At the Second Vatican Council, the council fathers drew on Catholicism’s long philosophical and theological tradition and reminded us that “political authority…must always be exercised within the limits of morality and on behalf of the dynamically conceived common good, according to a juridical order enjoying legal status.”[1] When authority acts in such a way, then “citizens are conscience-bound to obey.”[2] So much for what we might call “good laws.”

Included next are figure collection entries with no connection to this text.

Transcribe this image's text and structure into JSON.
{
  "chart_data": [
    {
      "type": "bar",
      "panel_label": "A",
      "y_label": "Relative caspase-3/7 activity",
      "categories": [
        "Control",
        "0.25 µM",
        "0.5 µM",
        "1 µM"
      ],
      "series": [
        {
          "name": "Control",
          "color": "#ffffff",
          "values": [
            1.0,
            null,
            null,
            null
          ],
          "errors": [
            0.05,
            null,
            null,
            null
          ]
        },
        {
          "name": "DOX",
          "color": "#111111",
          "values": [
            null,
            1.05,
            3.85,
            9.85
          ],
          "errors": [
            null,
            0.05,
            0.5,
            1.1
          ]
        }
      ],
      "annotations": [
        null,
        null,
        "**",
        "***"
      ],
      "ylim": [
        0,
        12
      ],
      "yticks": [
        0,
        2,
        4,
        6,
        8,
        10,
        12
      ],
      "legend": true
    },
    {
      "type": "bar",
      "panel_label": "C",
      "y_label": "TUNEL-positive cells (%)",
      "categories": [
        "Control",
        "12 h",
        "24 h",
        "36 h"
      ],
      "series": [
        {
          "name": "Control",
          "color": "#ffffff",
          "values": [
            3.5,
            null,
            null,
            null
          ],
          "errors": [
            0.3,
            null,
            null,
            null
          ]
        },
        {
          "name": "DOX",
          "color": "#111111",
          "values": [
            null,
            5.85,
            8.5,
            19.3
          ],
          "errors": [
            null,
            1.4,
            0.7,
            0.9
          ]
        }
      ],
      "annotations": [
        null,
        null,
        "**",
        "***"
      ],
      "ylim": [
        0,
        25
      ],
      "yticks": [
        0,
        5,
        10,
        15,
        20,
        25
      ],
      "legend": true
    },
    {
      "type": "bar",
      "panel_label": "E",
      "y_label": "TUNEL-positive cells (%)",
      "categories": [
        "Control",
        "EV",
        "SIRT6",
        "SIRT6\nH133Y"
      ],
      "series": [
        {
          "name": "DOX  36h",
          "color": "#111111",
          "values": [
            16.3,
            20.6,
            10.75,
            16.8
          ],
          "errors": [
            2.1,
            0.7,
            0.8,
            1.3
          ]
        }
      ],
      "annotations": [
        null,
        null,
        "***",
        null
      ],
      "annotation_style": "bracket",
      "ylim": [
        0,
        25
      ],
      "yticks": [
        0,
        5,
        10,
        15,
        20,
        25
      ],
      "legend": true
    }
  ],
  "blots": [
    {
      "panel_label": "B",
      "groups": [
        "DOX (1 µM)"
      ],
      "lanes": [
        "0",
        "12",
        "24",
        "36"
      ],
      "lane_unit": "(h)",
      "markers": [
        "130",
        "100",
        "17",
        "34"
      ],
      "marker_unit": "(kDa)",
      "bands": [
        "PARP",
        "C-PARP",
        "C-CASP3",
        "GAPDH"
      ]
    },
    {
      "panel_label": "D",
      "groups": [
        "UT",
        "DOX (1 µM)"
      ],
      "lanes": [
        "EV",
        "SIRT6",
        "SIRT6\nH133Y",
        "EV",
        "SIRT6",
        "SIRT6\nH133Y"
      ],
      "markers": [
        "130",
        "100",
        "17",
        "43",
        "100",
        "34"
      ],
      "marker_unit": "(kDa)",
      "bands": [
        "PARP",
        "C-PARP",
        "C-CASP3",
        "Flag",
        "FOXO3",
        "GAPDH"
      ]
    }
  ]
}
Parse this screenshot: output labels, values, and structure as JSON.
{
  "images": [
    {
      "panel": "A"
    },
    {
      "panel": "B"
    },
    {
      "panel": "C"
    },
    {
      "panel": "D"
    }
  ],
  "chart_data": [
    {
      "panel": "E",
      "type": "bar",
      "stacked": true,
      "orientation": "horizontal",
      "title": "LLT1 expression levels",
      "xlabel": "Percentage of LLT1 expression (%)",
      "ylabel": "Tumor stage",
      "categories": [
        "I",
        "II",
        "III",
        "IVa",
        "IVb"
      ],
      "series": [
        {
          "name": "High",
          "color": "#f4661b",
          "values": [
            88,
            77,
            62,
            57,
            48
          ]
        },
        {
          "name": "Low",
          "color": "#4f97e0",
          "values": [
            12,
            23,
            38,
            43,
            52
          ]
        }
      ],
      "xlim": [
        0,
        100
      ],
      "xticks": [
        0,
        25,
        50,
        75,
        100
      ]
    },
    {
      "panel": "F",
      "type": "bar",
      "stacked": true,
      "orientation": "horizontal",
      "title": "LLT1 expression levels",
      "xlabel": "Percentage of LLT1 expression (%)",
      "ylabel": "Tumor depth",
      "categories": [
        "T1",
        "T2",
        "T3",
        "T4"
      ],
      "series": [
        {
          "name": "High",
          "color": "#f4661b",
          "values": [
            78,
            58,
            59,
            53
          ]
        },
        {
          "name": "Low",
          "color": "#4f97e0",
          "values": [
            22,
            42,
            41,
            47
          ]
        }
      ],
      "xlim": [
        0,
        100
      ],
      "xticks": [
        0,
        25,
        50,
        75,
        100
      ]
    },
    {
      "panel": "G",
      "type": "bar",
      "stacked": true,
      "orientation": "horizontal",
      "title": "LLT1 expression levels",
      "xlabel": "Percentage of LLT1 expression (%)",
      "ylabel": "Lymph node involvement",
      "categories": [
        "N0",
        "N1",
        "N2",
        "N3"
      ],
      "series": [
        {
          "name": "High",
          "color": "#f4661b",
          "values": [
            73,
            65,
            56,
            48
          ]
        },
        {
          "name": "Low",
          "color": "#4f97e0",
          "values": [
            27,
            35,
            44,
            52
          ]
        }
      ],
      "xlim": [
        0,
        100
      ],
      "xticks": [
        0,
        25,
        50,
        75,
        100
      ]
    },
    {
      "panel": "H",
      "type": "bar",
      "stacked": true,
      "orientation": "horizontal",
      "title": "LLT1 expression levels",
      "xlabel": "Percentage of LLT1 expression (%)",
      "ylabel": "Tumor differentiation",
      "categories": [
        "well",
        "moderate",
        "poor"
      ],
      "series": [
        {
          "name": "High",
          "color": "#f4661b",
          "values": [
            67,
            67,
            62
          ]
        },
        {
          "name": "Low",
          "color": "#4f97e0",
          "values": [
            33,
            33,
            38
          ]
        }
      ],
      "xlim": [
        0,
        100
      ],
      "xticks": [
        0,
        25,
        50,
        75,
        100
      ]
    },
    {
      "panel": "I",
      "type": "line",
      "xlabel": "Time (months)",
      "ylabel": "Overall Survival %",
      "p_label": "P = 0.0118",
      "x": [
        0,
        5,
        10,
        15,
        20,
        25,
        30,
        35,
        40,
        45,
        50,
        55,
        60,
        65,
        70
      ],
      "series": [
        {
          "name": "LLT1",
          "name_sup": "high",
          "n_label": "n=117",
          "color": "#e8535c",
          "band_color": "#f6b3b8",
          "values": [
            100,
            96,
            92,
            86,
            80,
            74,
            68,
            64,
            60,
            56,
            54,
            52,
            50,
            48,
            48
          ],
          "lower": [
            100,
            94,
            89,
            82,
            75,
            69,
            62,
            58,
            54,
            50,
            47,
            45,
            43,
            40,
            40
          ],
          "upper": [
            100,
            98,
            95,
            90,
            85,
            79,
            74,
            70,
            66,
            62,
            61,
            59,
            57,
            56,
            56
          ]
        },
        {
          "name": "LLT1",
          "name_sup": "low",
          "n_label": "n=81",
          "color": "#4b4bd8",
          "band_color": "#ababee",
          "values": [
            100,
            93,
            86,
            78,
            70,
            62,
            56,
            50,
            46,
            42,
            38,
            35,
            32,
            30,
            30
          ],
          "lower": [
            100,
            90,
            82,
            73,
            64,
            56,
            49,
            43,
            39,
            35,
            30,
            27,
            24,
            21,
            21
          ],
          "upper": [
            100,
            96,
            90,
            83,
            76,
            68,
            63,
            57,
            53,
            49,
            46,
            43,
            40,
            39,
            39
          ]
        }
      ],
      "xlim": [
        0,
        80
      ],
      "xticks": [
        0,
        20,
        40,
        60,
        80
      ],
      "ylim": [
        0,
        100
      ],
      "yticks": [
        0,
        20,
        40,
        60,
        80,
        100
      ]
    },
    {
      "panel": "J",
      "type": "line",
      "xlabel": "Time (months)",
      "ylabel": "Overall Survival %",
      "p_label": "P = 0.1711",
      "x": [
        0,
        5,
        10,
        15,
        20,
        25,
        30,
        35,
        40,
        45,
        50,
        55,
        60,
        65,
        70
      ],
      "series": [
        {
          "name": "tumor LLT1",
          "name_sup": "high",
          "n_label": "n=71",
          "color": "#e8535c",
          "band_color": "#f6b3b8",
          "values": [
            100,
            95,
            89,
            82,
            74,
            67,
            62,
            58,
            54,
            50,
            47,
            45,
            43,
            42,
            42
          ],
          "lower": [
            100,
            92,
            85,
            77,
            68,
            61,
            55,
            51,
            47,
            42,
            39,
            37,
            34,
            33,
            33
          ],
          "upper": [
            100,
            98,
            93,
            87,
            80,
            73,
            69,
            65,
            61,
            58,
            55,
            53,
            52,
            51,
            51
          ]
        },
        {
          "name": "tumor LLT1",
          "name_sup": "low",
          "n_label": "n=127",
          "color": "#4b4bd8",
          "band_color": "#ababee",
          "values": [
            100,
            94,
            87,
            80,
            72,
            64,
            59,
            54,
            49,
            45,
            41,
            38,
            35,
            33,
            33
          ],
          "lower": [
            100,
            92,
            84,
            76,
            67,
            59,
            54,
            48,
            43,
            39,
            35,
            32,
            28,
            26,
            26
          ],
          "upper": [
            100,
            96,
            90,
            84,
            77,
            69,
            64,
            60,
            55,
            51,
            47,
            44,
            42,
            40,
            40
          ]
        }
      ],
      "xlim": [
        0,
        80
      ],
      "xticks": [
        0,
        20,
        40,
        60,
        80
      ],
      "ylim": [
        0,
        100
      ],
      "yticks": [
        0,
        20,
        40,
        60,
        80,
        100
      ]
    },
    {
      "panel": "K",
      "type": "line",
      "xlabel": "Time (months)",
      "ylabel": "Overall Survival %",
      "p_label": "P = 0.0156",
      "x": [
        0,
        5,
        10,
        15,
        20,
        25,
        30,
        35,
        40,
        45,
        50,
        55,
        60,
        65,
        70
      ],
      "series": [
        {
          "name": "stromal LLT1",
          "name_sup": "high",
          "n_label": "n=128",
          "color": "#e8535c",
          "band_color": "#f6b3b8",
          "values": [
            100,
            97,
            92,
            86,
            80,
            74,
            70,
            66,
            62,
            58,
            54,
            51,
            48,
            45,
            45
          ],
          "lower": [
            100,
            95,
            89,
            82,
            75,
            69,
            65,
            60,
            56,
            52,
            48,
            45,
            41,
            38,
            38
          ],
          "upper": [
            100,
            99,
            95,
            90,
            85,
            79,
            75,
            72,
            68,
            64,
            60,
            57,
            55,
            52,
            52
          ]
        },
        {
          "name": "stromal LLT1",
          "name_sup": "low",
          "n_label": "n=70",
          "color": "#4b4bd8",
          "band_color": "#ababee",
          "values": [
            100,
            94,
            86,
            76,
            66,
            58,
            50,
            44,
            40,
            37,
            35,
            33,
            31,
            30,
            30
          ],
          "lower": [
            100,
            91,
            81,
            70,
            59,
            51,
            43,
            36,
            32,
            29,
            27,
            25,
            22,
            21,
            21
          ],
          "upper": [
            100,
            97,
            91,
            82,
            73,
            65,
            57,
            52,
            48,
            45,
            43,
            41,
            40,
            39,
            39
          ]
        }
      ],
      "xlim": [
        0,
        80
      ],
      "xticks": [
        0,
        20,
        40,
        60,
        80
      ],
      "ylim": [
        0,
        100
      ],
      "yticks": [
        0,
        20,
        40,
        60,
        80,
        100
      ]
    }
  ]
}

The Catechism of the Catholic Church sets out clearly the opposite case:
The citizen is obliged in conscience not to follow the directives of civil authorities when they are contrary to the demands of the moral order, to the fundamental rights of persons or the teachings of the Gospel. Refusing obedience to civil authorities, when their demands are contrary to those of an upright conscience, finds its justification in the distinction between serving God and serving the political community. “Render therefore to Caesar the things that are Caesar’s, and to God the things that are God’s.”[3]
The Vatican’s Compendium of the Social Doctrine of the Church relates this teaching back to the Summa Theologiae of St. Thomas Aquinas in which he writes, “When, however, a law is contrary to reason, it is called an unjust law; in such a case it ceases to be law and becomes instead an act of violence.”[4]
Here, under the category of “unjust laws,” we find ourselves thinking of the civil rights demonstrators sitting in at legally segregated lunch counters, or of Catholic Charities workers refusing a legal mandate to report to authorities undocumented families who come seeking food or shelter, or perhaps of a nurse refusing to assist at an abortion, or even of a juror refusing to vote for the death penalty. They are all engaging in what we might call “civil disobedience” in that they refuse to obey or cooperate with unjust laws. Instead, they act in keeping with right reason and the common good—over-against statutory prohibitions or mandates. The Compendium explains that whenever public authority fails its mandate to seek the common good, “it abandons its proper purpose and so delegitimizes itself.”[5]
We ordinarily associate the concept of “conscientious objection” with moral dilemmas regarding military service, as when a person’s moral objections to war, or at least a particular war, leads him or her to refuse to serve in the military or to serve only in a non-combatant capacity. The Compendium poses a broader “right to conscientious objection.” In discussing the above provision of the Catechism, the Compendium explains that “unjust laws pose dramatic problems of conscience for morally upright people…” Such people, it says, must refuse to cooperate in morally evil acts, citing Saint Pope John Paul II writing in Evangelium Vitae.[6] In addition, the Compendium follows the teaching of John Paul that, not only is there an “essential right” to conscientious objection, but as the Polish Pope indicated, “Those who have recourse to conscientious objection must be protected not only from legal penalties but also from any negative effects on the legal, disciplinary, financial and professional plane.”[7]
[2] Ibid.
[3] Catechism of the Catholic Church, no. 2242.
[4] Pontifical Council for Justice and Peace, Compendium of the Social Doctrine of the Church (Washington, DC: United States Conference of Catholic Bishops, 2005, 2007), no. 398.
[5] Ibid.
[6] Ibid., citing Evangelium Vitae, no. 73.
[7] Ibid., citing Evangelium Vitae, no. 74.